Ad Familiares 11.16
Ad Familiares 11.16
Headnote
Cicero to D. Brutus, consul-designate, from Rome on 15 July 43 BC — the Perseus dateline carries the wide range Scr. Romae inter ex. m. Apr. et in. Quint. a. 711 (43), but the day after 11.22 (14 July) is the conventional placing, and matches the manuscripts’ running order. The subject is the praetor’s elections, and the particular candidate is L. Aelius Lamia, a leading eques who in 58 BC — as Cicero recounts in section 2 — was driven out of Rome by the consul Gabinius for resisting Cicero’s exile, the first Roman citizen so treated at Rome.
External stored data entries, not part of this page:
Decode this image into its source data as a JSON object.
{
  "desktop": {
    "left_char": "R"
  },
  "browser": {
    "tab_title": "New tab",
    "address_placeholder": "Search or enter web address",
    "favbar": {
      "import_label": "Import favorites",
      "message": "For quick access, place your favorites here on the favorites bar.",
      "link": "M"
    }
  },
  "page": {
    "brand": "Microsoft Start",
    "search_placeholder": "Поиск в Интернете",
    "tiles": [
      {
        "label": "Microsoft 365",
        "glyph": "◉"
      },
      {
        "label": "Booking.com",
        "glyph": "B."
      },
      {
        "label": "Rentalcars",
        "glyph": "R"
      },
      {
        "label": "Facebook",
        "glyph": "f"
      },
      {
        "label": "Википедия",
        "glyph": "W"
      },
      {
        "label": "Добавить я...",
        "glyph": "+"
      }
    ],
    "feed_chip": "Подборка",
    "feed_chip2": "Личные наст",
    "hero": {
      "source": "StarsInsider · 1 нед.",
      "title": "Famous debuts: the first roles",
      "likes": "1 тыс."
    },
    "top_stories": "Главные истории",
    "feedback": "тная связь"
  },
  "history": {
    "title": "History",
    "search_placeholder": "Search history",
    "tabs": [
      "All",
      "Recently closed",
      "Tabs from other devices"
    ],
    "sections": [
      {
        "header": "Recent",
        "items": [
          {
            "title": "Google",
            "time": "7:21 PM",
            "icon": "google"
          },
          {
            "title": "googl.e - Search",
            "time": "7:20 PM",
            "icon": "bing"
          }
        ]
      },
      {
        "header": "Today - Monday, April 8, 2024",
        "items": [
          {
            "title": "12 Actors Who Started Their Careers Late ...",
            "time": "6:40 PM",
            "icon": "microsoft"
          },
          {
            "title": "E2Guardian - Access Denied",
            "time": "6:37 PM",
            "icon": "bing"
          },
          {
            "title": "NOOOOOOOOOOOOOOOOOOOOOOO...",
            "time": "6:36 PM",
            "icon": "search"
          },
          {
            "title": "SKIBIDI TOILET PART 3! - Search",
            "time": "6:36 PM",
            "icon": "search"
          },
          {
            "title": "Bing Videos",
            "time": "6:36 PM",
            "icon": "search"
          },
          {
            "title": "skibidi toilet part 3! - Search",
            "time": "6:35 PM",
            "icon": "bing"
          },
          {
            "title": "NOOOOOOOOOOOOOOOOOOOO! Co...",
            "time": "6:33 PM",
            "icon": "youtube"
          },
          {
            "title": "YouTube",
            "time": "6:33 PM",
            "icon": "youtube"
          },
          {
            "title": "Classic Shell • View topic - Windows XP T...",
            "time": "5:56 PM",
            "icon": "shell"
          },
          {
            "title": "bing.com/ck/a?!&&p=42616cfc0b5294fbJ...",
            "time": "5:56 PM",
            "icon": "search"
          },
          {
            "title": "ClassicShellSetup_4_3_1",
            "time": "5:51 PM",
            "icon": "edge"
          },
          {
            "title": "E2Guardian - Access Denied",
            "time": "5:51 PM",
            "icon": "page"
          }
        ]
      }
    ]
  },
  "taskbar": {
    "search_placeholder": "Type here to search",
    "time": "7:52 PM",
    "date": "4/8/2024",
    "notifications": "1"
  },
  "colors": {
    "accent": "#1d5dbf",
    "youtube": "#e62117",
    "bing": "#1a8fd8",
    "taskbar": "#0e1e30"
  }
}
Form and substance are exquisitely matched. The letter opens with an unusually delicate parable about the right moment for handing in a letter — Cicero has briefed his courier to watch for it — and the cover for that delicacy is the request that follows: that Brutus, as president of the equestrian centuries in the upcoming elections, throw their weight (via Lupus) behind Lamia. The pivot at the end of section 2 is the boldest stroke: “persuade yourself of this, my Brutus: I am the one standing for the praetorship.” This is the last letter to D. Brutus that has come down to us. Within five months both correspondents will be dead.